In my admittedly limited experience (after all, I don't spend all day every day around pilots), the only generalisation that can be made about them as a breed is that they tend to be of above average intelligence and as individuals are what you would call "driven". Other than that it's a crapshoot - I've encountered (and heard second-hand information of and from) pilots who are technophobes, technophiles, liberal, conservative, religious, agnostic - the list goes on and on.
The Airbus FBW system and flight deck layout is not that much of a jump - and actually a fairly logical iterative step, based on historical precedent. The sidestick (or "minimanche"
en francais) was initially tested on a Concorde testbed by the French aerospace agency - the idea was to bring the advances used in the space programme and military aviation to the civil arena - it certainly wasn't particularly controversial initially amongst the pilots who were involved. Once the decision is made to go all-hydraulic, a lot of the necessity for interlinked controls with significant physical leverage goes away. As soon as you have proven technology that can keep the aircraft inside its flight envelope, it makes sense to use it. Remember that the head of the pilot engineer group at Airbus was previously D.P Davies' successor at the ARB, and to those who knew him he was pretty much the dictionary definition of a "pilot's pilot". He had around three decades' worth of experience evaluating aircraft designs in terms of safety, and - from what I gather - in spite of being genial, whip-smart and collegial in his approach, not the sort of person who would buckle to demands from outside for the sake of political comity.
He was known for challenging (in the spirit of friendly competition) pilots who had reservations about the design to simulator exercises in which the A320 was pitted against conventional designs, and in every case the simulated A320 outperformed the challenger in terms of safety margins. His untimely death* was a tragedy in every sense, because he above all others was qualified to explain the design to pilots in terms they'd find natural, and his gregarious nature (not to mention his reputational clout) would likely have won more pilots over in the early years had he lived to do so.
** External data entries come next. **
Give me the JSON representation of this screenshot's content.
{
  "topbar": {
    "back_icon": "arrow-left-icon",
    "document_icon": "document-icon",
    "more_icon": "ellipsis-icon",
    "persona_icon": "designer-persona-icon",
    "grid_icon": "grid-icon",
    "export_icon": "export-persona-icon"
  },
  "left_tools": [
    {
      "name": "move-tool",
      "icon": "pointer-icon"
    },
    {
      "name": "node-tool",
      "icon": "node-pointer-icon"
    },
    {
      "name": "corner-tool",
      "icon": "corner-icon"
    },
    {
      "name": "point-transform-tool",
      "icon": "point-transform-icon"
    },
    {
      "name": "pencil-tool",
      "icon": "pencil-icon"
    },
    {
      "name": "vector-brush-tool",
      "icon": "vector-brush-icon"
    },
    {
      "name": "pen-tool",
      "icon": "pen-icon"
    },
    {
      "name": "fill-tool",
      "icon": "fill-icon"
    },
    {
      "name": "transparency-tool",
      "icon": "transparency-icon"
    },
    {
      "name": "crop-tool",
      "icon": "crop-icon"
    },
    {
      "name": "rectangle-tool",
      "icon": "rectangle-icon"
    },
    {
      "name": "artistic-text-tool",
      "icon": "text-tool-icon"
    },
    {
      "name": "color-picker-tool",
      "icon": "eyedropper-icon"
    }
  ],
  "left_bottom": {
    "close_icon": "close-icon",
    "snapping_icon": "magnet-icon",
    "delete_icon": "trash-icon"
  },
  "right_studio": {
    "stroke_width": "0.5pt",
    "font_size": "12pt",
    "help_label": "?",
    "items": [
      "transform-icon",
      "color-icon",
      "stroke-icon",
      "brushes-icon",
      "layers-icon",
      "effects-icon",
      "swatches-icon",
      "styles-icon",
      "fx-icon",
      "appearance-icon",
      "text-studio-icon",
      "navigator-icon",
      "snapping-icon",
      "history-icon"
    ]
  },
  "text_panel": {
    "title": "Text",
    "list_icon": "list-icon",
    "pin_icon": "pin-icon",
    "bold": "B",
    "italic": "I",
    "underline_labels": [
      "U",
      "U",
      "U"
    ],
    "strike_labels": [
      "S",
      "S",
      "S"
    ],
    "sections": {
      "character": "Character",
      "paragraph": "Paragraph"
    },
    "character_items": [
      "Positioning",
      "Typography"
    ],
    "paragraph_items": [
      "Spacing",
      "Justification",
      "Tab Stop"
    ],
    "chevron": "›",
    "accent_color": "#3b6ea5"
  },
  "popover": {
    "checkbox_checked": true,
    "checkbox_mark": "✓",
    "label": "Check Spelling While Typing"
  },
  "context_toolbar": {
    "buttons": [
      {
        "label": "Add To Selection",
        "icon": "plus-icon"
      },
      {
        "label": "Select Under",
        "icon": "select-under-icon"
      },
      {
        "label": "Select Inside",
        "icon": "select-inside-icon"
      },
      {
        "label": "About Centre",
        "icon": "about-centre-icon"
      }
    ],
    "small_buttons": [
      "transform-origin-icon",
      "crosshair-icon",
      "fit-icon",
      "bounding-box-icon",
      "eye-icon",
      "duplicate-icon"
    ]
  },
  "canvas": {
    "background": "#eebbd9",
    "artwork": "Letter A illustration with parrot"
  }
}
The design brief has been misconstrued horribly based on rumour over the years, but at it's heart was this:
- To develop a flight deck layout that could be used across a wide range of airliner types, yet retain a consistent feel in order to minimise conversion training costs
- To develop a flight deck environment that would be ergonomically best-of-breed, applying modern (but proven) technology where necessary
- To maximise systems safety by keeping mechanical and electronic complexity to a minimum
This wasn't something that was given to the engineering bods to build and thence to the pilot engineers to tweak - it was a collaborative process from beginning to end.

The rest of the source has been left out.